In order to avert these problems, employees are entitled to office chairs that conform to the ergonomic specifications mentioned above as well as offering a number of specific features aimed at providing comfort and a healthy posture. The key features to consider are adjustable height and back rests. However, wheels and swivelling are also frequently important, especially when a lot of mobility or a large workstation is involved.
Of course, these regulations do not necessarily apply to anybody who will sit down at any point in their working day. Rather, they are aimed at those who will spend a prolonged period sitting down during their working day. For legal purposes, this is defined as those who will spend two hours in total during their working day in a seated position, or one hour in a single, continuous stretch.
Office desks and workstations are not so much of a consideration when choosing office furniture as chairs, but there are still some important things to consider. For example, there are regulations concerning the minimum dimensions of office desks. There are also regulations and requirements relating to the layout of office desks and workstations, particularly computer desks where a visual display is involved as this will affect seating positions.
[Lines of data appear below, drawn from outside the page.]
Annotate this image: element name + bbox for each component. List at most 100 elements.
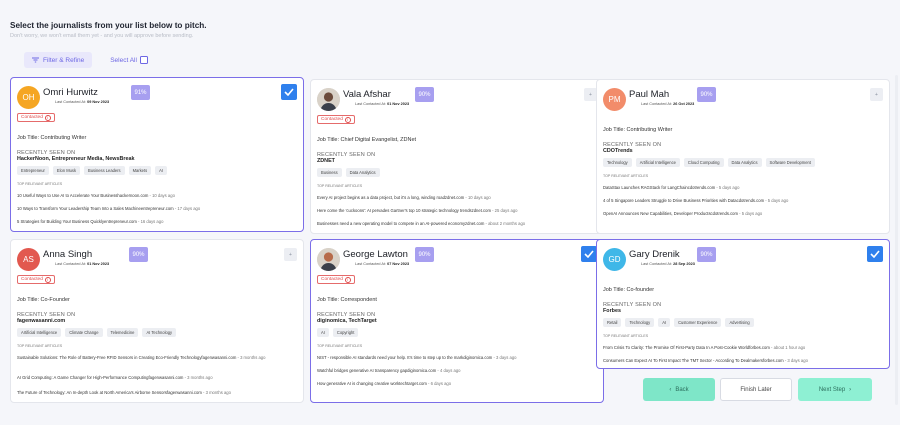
avatar: GD (603, 248, 626, 271)
journalist-name: George Lawton (343, 249, 408, 260)
avatar-initials: OH (22, 93, 35, 102)
topic-tag: Data Analytics (345, 168, 380, 177)
chevron-right-icon: › (849, 386, 852, 393)
journalist-card[interactable]: PM Paul Mah Last Contacted At: 26 Oct 20… (596, 79, 890, 234)
topic-tag: Customer Experience (674, 318, 722, 327)
article-link[interactable]: Consumers Can Expect AI To First Impact … (603, 357, 885, 365)
select-all-label: Select All (110, 56, 137, 64)
filter-icon (32, 57, 39, 63)
select-checkbox-checked[interactable] (281, 84, 297, 100)
topic-tag: Software Development (765, 158, 815, 167)
topic-tag: Retail (603, 318, 622, 327)
add-journalist-button[interactable]: + (870, 88, 883, 101)
avatar-initials: PM (608, 95, 621, 104)
last-contacted: Last Contacted At: 07 Nov 2023 (355, 262, 410, 266)
finish-later-button[interactable]: Finish Later (720, 378, 792, 401)
outlets: HackerNoon, Entrepreneur Media, NewsBrea… (17, 156, 135, 162)
match-score-badge: 90% (697, 87, 716, 102)
topic-tags: Technology Artificial Intelligence Cloud C… (603, 158, 815, 167)
article-link[interactable]: NIST - responsible AI standards need you… (317, 354, 599, 362)
outlets: ZDNET (317, 158, 335, 164)
job-title: Job Title: Co-founder (603, 287, 655, 293)
job-title: Job Title: Contributing Writer (603, 127, 673, 133)
avatar: PM (603, 88, 626, 111)
topic-tag: Technology (625, 318, 655, 327)
last-contacted: Last Contacted At: 09 Nov 2023 (55, 100, 110, 104)
info-icon[interactable]: i (344, 276, 351, 283)
journalist-card[interactable]: OH Omri Hurwitz Last Contacted At: 09 No… (10, 77, 304, 232)
avatar (317, 88, 340, 111)
back-button[interactable]: ‹ Back (643, 378, 715, 401)
article-link[interactable]: 10 Ways to Transform Your Leadership Tea… (17, 205, 299, 213)
journalist-name: Omri Hurwitz (43, 87, 98, 98)
article-link[interactable]: Businesses need a new operating model to… (317, 220, 599, 228)
filter-refine-button[interactable]: Filter & Refine (24, 52, 93, 68)
topic-tag: AI (317, 328, 329, 337)
info-icon[interactable]: i (344, 116, 351, 123)
top-articles-label: TOP RELEVANT ARTICLES (17, 344, 63, 348)
article-link[interactable]: Watchful bridges generative AI transpare… (317, 367, 599, 375)
avatar: OH (17, 86, 40, 109)
article-link[interactable]: Sustainable Solutions: The Role of Batte… (17, 354, 299, 362)
journalist-card[interactable]: AS Anna Singh Last Contacted At: 01 Nov … (10, 239, 304, 403)
article-link[interactable]: AI Grid Computing: A Game Changer for Hi… (17, 374, 299, 382)
job-title: Job Title: Contributing Writer (17, 135, 87, 141)
article-link[interactable]: 4 of 5 Singapore Leaders Struggle to Dri… (603, 197, 885, 205)
next-step-button[interactable]: Next Step › (798, 378, 872, 401)
next-step-label: Next Step (818, 386, 846, 393)
outlets: Forbes (603, 308, 621, 314)
topic-tag: Artificial Intelligence (635, 158, 680, 167)
article-link[interactable]: 10 Useful Ways to Use AI to Accelerate Y… (17, 192, 299, 200)
topic-tag: Artificial Intelligence (17, 328, 62, 337)
checkmark-icon (870, 250, 880, 258)
page-title: Select the journalists from your list be… (10, 21, 207, 30)
back-label: Back (675, 386, 689, 393)
article-link[interactable]: DataStax Launches RAGStack for LangChain… (603, 184, 885, 192)
topic-tags: Business Data Analytics (317, 168, 380, 177)
page-subtitle: Don't worry, we won't email them yet - a… (10, 33, 194, 39)
topic-tags: Entrepreneur Elon Musk Business Leaders Mar… (17, 166, 168, 175)
article-link[interactable]: From Crisis To Clarity: The Promise Of F… (603, 344, 885, 352)
topic-tag: Telemedicine (106, 328, 139, 337)
outlets: diginomica, TechTarget (317, 318, 377, 324)
plus-icon: + (589, 91, 592, 98)
article-link[interactable]: How generative AI is changing creative w… (317, 380, 599, 388)
outlets: CDOTrends (603, 148, 633, 154)
article-link[interactable]: 5 Strategies for Building Your Business … (17, 218, 299, 226)
match-score-badge: 90% (415, 87, 434, 102)
article-link[interactable]: Every AI project begins as a data projec… (317, 194, 599, 202)
match-score-badge: 90% (415, 247, 434, 262)
last-contacted: Last Contacted At: 01 Nov 2023 (355, 102, 410, 106)
checkmark-icon (584, 250, 594, 258)
topic-tag: Elon Musk (52, 166, 81, 175)
filter-refine-label: Filter & Refine (43, 56, 85, 64)
info-icon[interactable]: i (44, 114, 51, 121)
avatar-initials: GD (608, 255, 621, 264)
job-title: Job Title: Chief Digital Evangelist, ZDN… (317, 137, 417, 143)
journalist-card[interactable]: GD Gary Drenik Last Contacted At: 28 Sep… (596, 239, 890, 369)
topic-tags: Artificial Intelligence Climate Change Tel… (17, 328, 177, 337)
info-icon[interactable]: i (44, 276, 51, 283)
contacted-label: Contacted (21, 277, 43, 282)
select-checkbox-checked[interactable] (581, 246, 597, 262)
journalist-card[interactable]: Vala Afshar Last Contacted At: 01 Nov 20… (310, 79, 604, 234)
article-link[interactable]: Here come the 'cuckoons': AI pervades Ga… (317, 207, 599, 215)
journalist-card[interactable]: George Lawton Last Contacted At: 07 Nov … (310, 239, 604, 403)
topic-tag: AI (155, 166, 168, 175)
article-link[interactable]: The Future of Technology: An In-depth Lo… (17, 389, 299, 397)
topic-tag: Advertising (725, 318, 754, 327)
topic-tag: Data Analytics (727, 158, 762, 167)
top-articles-label: TOP RELEVANT ARTICLES (603, 174, 649, 178)
avatar: AS (17, 248, 40, 271)
contacted-label: Contacted (321, 277, 343, 282)
article-link[interactable]: OpenAI Announces New Capabilities, Devel… (603, 210, 885, 218)
checkmark-icon (284, 88, 294, 96)
select-checkbox-checked[interactable] (867, 246, 883, 262)
finish-later-label: Finish Later (740, 386, 772, 393)
scrollbar[interactable] (895, 75, 898, 405)
journalist-name: Vala Afshar (343, 89, 391, 100)
add-journalist-button[interactable]: + (284, 248, 297, 261)
match-score-badge: 90% (697, 247, 716, 262)
select-all-toggle[interactable]: Select All (110, 56, 148, 64)
select-all-checkbox[interactable] (139, 56, 148, 64)
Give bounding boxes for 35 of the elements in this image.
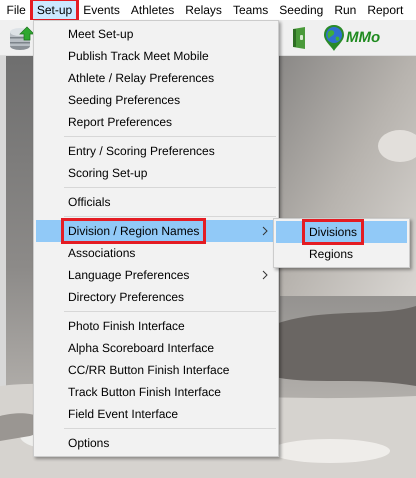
menu-item[interactable]: Publish Track Meet Mobile bbox=[36, 45, 276, 67]
menu-bar-item[interactable]: Run bbox=[330, 1, 360, 19]
menu-item[interactable]: Alpha Scoreboard Interface bbox=[36, 337, 276, 359]
menu-item[interactable]: Divisions bbox=[276, 221, 407, 243]
menu-item[interactable]: CC/RR Button Finish Interface bbox=[36, 359, 276, 381]
mmo-button[interactable]: MMo bbox=[346, 29, 380, 46]
menu-item[interactable]: Directory Preferences bbox=[36, 286, 276, 308]
globe-pin-icon[interactable] bbox=[323, 24, 345, 52]
binder-icon[interactable] bbox=[292, 26, 306, 50]
menu-item[interactable]: Report Preferences bbox=[36, 111, 276, 133]
menu-item[interactable]: Photo Finish Interface bbox=[36, 315, 276, 337]
menu-item[interactable]: Athlete / Relay Preferences bbox=[36, 67, 276, 89]
menu-bar-item[interactable]: Set-up bbox=[32, 1, 76, 19]
menu-bar-item[interactable]: Events bbox=[79, 1, 124, 19]
menu-bar-item[interactable]: Relays bbox=[181, 1, 226, 19]
menu-bar-item[interactable]: Seeding bbox=[275, 1, 328, 19]
menu-item[interactable]: Entry / Scoring Preferences bbox=[36, 140, 276, 162]
menu-item[interactable]: Field Event Interface bbox=[36, 403, 276, 425]
menu-bar-item[interactable]: File bbox=[2, 1, 30, 19]
menu-item[interactable]: Meet Set-up bbox=[36, 23, 276, 45]
menu-item[interactable]: Associations bbox=[36, 242, 276, 264]
menu-item[interactable]: Language Preferences bbox=[36, 264, 276, 286]
menu-bar-item[interactable]: Teams bbox=[228, 1, 272, 19]
menu-item[interactable]: Scoring Set-up bbox=[36, 162, 276, 184]
menu-item[interactable]: Track Button Finish Interface bbox=[36, 381, 276, 403]
highlight-box: Division / Region Names bbox=[64, 221, 204, 241]
menu-item[interactable]: Regions bbox=[276, 243, 407, 265]
menu-item[interactable]: Division / Region Names bbox=[36, 220, 276, 242]
database-upload-icon[interactable] bbox=[9, 26, 35, 52]
menu-bar-item[interactable]: Athletes bbox=[126, 1, 178, 19]
menu-bar-item[interactable]: Report bbox=[363, 1, 408, 19]
menu-item[interactable]: Officials bbox=[36, 191, 276, 213]
menu-item[interactable]: Seeding Preferences bbox=[36, 89, 276, 111]
highlight-box: Divisions bbox=[305, 222, 362, 242]
menu-item[interactable]: Options bbox=[36, 432, 276, 454]
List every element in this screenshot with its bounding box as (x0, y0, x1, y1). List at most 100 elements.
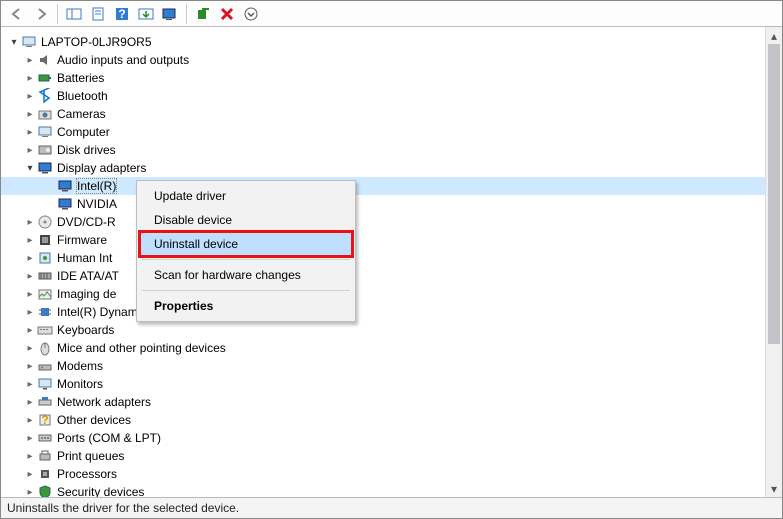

As well as meeting the minimum dimensions required by law, an office desk must also be large enough to be laid out in an appropriate way that will not present a risk either through crowding or inappropriate sitting positions. For example, computer desks may need to be larger if a multi-display setup is required. Computer desks will also have to either be large enough to contain the main body of the computer, or include a facility to house it beneath the main desk without interfering with seating or presenting a tripping hazard.
Many of the regulations surrounding office desks relate to these issues of layout, particularly when visual displays are involved as in the case of computer desks. As such, it is generally a good idea to choose an office desk that has a good-sized surface and offers plenty of storage space. This will reduce the issue to one of common sense, and make it easy to find a suitable layout with plenty of options available for arranging computers, screens and other items.